E tacque, pensoso, e la sua vita sembrò scorrergli in un attimo davanti agli occhi.
“Sulla punta delle mie baionette ho portato in tutta Europa delle leggi degne di questo nome e ho infranto i privilegi dei nobili e dei feudatari. Dove regnavano parrucche incipriate ho portato idee, idee nuove di eguaglianza e di libertà. È ricco chi merita, non chi ha ereditato un titolo e delle rendite. Quando finalmente mi hanno sconfitto, pazzo che sono stato a iniziare un'impresa più grande di me, che hanno fatto? Mi hanno spedito qua, convinti di avermi dato un giocattolo con cui trastullarmi, la caricatura di un regno ... teniamolo là, è un'isola, l'Orco prigioniero non fa più paura” e nuovamente tacque.
Un sogghigno lo scosse per un attimo: “Inetti - riprese quasi parlando tra sé - non hanno capito che nulla sarà più come prima, che i miei soldati, la migliore gioventù d'Europa, tornati a casa non avevano nello zaino solo la disperazione della sconfitta, ma anche delle idee, e che idee. Idioti! Un'idea è più letale di una pallottola. Loro pensano di avermi sconfitto, ma hanno perso. Io sono il vero vincitore!” e in quel momento il piccolo uomo mi sembrò un titano.

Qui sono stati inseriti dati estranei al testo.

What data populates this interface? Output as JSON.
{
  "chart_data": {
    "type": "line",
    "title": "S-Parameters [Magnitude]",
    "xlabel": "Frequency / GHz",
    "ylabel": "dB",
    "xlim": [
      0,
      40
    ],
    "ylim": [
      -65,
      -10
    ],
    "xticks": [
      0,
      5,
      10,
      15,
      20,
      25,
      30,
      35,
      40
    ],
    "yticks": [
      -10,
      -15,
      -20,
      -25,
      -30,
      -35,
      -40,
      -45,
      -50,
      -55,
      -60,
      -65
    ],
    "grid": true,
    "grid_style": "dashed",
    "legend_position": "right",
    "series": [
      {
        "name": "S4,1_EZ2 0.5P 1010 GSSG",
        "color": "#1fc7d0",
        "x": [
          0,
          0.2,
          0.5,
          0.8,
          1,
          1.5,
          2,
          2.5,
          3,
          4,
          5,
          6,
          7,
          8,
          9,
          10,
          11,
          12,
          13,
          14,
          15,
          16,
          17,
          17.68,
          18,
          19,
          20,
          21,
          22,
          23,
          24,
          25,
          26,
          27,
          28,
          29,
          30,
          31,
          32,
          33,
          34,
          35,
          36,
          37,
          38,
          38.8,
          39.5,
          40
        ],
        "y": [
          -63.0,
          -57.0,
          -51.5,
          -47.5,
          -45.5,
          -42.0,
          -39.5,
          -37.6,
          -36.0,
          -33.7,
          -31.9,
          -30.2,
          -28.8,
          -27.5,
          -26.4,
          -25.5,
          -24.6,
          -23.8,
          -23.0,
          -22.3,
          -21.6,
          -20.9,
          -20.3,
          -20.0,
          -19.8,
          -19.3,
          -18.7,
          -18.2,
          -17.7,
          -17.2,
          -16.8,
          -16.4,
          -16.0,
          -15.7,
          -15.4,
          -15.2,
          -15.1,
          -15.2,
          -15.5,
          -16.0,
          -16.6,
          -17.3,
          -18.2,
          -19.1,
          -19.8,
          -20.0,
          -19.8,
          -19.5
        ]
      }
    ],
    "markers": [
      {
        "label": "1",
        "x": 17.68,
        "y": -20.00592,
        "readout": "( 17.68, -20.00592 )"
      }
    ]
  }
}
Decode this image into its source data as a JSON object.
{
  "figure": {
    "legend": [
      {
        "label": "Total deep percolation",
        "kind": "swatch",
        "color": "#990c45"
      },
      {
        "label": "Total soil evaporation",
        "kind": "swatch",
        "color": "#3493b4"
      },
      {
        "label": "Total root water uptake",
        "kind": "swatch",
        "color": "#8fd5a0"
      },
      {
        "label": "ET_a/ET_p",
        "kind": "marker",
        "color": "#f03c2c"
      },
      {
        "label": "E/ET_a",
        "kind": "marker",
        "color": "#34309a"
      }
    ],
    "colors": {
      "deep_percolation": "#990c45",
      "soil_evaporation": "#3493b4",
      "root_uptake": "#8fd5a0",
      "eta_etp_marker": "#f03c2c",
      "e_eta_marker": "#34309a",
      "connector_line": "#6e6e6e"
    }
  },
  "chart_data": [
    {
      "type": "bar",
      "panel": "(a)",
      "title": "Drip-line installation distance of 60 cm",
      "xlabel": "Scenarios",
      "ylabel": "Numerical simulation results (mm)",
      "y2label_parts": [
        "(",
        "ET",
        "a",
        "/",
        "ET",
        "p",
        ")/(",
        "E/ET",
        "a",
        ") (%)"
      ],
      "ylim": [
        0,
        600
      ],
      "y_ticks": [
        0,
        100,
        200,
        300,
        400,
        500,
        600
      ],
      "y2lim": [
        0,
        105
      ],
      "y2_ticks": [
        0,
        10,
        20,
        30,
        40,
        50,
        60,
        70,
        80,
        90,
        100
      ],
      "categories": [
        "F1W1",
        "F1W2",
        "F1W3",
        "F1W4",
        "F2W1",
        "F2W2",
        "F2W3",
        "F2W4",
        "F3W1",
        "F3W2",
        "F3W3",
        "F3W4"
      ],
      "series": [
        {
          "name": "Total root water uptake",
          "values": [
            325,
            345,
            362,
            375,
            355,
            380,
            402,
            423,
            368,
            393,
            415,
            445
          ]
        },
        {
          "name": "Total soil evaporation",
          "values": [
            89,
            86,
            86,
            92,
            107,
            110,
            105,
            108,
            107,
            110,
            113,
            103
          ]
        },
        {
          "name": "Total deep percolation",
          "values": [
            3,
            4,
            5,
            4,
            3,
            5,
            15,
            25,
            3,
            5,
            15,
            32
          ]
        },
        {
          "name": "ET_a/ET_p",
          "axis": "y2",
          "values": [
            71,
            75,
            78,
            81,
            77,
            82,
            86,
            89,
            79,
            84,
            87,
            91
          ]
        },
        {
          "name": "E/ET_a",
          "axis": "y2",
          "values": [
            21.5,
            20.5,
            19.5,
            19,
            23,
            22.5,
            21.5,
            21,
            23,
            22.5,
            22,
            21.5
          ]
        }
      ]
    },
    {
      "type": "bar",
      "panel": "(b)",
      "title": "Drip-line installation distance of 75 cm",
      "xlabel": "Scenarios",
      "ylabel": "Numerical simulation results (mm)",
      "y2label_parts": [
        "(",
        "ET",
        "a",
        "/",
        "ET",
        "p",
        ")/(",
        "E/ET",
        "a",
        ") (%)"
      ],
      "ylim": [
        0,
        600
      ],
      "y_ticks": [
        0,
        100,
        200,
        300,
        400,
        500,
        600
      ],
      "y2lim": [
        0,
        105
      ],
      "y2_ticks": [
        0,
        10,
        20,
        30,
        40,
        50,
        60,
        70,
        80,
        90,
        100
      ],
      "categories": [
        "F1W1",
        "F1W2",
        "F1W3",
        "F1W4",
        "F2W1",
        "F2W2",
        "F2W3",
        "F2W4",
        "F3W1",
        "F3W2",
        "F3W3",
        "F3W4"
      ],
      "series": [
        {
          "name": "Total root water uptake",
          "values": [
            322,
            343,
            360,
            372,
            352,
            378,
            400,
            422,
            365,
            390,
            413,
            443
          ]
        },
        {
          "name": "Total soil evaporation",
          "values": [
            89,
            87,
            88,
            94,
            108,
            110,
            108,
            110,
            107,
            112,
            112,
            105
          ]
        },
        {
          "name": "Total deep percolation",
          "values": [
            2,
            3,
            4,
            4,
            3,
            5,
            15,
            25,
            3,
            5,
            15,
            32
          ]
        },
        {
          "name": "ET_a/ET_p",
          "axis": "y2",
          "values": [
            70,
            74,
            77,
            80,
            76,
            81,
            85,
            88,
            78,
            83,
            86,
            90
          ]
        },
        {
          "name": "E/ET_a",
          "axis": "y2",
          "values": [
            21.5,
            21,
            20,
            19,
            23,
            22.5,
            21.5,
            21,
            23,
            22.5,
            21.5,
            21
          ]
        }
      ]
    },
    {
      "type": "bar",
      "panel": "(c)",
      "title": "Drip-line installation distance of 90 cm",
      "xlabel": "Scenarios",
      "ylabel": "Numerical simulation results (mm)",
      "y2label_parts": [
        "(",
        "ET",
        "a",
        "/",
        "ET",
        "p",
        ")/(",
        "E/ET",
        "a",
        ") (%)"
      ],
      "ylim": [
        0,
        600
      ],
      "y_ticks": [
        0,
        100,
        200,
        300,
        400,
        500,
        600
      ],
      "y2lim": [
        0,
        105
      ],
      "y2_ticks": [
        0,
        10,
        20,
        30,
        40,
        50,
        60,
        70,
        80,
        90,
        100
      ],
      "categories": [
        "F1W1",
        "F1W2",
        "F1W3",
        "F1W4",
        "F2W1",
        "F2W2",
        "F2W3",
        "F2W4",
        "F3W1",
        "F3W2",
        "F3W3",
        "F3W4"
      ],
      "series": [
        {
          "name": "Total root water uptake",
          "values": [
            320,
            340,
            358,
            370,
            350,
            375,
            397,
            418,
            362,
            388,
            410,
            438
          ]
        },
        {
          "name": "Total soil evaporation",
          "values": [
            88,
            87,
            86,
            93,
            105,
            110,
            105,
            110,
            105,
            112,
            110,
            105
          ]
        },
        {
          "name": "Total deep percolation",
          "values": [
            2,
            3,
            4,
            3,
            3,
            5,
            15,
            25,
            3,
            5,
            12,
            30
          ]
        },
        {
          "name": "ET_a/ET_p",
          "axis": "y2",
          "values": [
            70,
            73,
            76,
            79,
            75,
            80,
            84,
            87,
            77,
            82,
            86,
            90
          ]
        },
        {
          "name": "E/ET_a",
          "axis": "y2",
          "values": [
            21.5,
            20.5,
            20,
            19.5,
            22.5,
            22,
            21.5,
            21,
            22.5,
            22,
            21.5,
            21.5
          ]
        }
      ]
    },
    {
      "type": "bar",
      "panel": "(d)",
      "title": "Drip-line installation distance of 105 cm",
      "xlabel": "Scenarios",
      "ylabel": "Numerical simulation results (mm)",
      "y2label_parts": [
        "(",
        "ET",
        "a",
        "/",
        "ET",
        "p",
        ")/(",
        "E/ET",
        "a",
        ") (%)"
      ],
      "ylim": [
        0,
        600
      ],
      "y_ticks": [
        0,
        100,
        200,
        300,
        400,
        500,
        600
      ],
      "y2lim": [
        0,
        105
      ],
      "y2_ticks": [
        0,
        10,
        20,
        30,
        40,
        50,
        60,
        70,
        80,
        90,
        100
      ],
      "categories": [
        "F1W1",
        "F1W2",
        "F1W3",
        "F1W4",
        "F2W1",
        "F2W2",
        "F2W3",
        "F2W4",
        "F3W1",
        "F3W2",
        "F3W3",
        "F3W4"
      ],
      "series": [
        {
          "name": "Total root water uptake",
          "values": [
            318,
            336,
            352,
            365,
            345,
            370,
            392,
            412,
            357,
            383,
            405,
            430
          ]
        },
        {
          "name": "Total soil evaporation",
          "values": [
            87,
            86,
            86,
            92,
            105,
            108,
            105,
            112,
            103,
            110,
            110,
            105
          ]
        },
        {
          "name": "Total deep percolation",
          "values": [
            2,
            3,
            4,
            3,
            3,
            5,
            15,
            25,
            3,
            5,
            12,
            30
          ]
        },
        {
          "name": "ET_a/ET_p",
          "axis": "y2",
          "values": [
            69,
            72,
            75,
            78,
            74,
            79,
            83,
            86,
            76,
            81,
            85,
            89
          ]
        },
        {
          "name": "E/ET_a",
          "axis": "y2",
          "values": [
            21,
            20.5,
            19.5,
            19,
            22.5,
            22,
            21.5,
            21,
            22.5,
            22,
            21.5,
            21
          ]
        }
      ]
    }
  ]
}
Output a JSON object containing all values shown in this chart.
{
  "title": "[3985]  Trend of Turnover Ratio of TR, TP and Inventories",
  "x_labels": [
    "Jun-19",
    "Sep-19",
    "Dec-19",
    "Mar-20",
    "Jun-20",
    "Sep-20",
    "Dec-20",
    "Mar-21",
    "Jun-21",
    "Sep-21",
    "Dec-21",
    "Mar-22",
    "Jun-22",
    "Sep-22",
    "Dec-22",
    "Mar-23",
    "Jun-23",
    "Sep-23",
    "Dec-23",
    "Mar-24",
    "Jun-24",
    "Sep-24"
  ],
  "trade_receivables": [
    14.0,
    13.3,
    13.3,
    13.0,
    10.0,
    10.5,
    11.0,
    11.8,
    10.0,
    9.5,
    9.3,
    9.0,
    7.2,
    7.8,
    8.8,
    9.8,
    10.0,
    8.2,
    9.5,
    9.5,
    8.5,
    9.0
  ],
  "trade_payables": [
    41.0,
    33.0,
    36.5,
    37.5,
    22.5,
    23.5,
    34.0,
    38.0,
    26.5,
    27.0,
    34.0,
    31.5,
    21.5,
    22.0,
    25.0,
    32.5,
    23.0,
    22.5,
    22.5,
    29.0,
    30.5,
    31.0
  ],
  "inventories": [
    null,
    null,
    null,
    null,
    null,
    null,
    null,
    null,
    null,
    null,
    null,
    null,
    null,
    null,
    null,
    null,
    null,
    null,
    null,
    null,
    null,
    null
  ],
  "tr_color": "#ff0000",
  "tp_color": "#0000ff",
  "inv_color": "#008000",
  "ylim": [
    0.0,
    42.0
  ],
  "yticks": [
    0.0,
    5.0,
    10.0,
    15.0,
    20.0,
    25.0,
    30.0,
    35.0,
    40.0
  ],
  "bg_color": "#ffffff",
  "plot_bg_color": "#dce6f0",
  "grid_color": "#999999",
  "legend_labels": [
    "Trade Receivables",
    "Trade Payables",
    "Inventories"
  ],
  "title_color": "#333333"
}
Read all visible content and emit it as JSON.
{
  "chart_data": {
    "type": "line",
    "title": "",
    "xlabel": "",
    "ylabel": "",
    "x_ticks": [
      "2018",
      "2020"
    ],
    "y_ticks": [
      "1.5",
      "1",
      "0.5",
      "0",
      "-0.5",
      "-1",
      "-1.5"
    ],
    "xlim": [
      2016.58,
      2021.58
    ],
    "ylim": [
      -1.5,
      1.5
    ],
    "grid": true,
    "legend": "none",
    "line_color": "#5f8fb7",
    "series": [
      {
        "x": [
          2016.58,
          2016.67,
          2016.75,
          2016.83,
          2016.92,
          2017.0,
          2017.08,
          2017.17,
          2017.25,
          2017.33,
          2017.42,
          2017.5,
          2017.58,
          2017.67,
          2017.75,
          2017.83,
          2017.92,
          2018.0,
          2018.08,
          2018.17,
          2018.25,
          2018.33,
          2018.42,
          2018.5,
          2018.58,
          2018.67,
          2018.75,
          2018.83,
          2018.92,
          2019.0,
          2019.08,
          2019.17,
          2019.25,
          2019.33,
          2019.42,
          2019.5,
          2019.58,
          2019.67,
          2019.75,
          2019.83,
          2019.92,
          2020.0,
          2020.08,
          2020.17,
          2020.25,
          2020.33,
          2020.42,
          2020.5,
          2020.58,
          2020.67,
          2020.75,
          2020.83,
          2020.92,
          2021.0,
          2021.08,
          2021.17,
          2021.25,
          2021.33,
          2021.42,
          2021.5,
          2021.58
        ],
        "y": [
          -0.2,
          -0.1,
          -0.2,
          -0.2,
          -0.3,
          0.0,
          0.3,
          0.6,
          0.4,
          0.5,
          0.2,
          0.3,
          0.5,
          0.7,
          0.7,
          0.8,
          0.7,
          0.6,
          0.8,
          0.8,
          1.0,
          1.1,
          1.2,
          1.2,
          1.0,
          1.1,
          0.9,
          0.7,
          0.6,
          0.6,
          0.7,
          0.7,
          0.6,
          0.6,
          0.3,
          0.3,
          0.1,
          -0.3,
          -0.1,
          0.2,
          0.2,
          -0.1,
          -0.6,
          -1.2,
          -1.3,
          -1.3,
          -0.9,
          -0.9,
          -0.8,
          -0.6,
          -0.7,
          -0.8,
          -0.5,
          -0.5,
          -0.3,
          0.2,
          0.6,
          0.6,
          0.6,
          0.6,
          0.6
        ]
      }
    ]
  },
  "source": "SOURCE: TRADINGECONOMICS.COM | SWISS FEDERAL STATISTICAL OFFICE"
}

Lo guardavo e tacevo, una parola sarebbe sembrata di troppo in quel momento. Fuori le api, le stesse che apparivano nel suo stemma, ronzavano instancabili, volando di fiore in fiore; di fronte a me avevo l'imperatore di tutte le api, l'uomo che aveva provocato il crollo di un mondo per ricostruirne uno, migliore, dalle sue ceneri, instancabile, operoso, crudele, sì, ma di una crudele necessità.
Il silenzio si spezzò: “La loro vendetta - proseguì, e il titano tornò ad essere il piccolo uomo che era - si è consumata nel momento in cui hanno mandato mio figlio in esilio a Vienna. Povero aquilotto, chissà se mai lo rivedrò. Una cosa è certa: non mi hanno seppellito su quest'isola, perché io, qua, non ci morirò”.
A questo punto mi diede le spalle e uscì dalla biblioteca, solo, con la grandezza della sua solitudine a incurvargli appena le spalle.
Io c'ero, quel 26 giugno a Villa San Martino ... io c'ero.